Furthermore, as a recent article by UK writer and activist Chris Bambury reminds those of us in Europe and North America, “Here in the West, we should concentrate our fire on [NATO].”
There are some useful historical analogies to the Ukraine situation, all proportions guarded, to which we can turn to help us appreciate the importance of distinguishing degrees of threat by the class enemy.
Three decades ago, a military regime was in power in Argentina and it made a stupid and blundering grab to retake the Malvinas (Falklands) Islands from the colonial power Britain. The generals’ grab was an effort to stem rising domestic protests against its rule. Britain responded with a naval assault to retake its colony. Progressives throughout the world responded by condemning and protesting the British action. They said that whatever the blunders and intentions of the Argentine dictators, the overriding concern should be opposition to yet another neo-colonial adventure by one of world’s big imperialist powers.
Just a few years before that, in 1980, Iraq launched an invasion of Iran.

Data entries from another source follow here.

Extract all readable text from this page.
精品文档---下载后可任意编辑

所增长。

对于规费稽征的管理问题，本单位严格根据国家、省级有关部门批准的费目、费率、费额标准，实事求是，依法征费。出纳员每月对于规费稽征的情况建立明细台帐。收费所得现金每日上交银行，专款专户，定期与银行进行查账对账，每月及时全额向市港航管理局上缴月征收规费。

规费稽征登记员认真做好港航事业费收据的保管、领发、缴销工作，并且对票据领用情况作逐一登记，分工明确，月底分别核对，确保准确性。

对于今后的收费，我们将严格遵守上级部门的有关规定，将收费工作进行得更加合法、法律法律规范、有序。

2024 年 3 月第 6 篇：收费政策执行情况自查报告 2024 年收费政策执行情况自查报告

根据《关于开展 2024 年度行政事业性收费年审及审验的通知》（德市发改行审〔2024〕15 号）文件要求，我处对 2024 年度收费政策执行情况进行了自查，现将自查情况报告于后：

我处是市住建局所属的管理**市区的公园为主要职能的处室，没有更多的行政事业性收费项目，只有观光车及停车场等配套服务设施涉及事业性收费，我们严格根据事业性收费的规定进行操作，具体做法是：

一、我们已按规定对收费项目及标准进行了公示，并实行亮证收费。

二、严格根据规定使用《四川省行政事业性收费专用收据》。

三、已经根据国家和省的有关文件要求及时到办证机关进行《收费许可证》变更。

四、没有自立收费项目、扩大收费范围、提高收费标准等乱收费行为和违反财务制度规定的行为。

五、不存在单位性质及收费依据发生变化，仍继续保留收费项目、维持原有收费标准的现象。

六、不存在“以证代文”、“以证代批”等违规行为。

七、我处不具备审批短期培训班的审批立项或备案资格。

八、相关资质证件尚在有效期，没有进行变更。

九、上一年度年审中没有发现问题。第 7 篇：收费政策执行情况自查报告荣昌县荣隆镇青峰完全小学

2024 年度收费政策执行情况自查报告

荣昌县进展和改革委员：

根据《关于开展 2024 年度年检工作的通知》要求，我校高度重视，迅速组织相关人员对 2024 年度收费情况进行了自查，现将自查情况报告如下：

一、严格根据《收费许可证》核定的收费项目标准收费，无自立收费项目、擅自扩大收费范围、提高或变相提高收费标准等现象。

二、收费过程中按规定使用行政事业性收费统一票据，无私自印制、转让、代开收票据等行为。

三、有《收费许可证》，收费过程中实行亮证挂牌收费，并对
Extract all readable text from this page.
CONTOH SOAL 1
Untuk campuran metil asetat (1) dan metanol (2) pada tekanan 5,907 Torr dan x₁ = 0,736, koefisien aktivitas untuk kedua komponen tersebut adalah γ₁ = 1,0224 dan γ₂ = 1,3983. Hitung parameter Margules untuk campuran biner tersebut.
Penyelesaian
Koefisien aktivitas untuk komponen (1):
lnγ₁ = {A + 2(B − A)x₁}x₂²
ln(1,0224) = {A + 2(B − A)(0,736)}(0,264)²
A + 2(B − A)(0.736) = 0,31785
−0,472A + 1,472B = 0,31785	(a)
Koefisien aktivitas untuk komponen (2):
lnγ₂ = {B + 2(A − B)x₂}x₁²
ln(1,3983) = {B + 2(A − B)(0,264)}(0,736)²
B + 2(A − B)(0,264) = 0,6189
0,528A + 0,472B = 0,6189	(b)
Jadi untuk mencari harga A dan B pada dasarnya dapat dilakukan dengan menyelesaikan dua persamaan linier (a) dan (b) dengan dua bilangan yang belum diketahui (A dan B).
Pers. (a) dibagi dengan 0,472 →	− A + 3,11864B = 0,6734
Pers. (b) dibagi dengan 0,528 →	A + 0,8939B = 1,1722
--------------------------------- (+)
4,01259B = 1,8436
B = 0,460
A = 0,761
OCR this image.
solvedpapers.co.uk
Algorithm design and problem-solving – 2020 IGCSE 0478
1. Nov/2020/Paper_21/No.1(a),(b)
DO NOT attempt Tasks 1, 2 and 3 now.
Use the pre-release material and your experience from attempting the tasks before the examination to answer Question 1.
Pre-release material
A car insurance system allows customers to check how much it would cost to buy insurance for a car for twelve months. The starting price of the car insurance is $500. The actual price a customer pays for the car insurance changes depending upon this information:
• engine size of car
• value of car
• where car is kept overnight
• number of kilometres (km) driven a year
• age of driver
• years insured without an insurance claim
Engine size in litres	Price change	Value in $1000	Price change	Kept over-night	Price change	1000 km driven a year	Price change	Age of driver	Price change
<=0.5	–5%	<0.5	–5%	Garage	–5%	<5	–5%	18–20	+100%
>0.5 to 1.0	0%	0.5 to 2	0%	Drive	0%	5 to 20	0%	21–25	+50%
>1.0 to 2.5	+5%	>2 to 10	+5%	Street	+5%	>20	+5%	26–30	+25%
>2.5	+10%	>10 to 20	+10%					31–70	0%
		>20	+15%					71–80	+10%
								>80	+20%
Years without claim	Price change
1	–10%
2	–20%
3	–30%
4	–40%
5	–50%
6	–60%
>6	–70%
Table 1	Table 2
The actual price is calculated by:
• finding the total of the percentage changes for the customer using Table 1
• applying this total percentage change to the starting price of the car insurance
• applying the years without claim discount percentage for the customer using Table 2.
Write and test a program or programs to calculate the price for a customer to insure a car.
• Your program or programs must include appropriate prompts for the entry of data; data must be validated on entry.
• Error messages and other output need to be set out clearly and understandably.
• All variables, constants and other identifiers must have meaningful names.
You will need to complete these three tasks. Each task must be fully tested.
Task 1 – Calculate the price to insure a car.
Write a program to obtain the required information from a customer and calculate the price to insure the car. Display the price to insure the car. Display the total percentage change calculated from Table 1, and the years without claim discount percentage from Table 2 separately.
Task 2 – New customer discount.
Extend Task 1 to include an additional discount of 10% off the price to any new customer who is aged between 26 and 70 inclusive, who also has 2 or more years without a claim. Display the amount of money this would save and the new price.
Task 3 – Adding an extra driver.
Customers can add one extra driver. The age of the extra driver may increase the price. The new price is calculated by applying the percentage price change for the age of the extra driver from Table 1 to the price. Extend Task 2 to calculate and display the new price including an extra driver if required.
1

At the time, Iran’s anti-Shah revolution of 1979 had been blocked and pushed back by the Iranian bourgeoisie and a reactionary, clerical political leadership. The Iranian masses correctly perceived that behind the Iraqi move was the hand of imperialism aiming to restore a version of the dictatorship they had overthrown with so much heroism and sacrifice the year before. The invasion was a deadly threat to their country’s independence and to the further advance of a social revolution.
Accordingly, a large part of the Iranian population rallied to defend their country.
But large sections of Iranian radicals reacted otherwise. They had fiercely resisted the clerical regime that was using force and violence to halt any further revolutionary advance. So they declared a plague on both houses—the Iraqi invaders and the Iranian governing regime. In so doing, they lost credibility among much of the population and weakened the fight against the counter-revolution of the Iranian bourgeoisie and clerical leaders that was in full swing at the time of the Iraqi invasion. They never recovered from the loss of influence caused by their disastrous stand.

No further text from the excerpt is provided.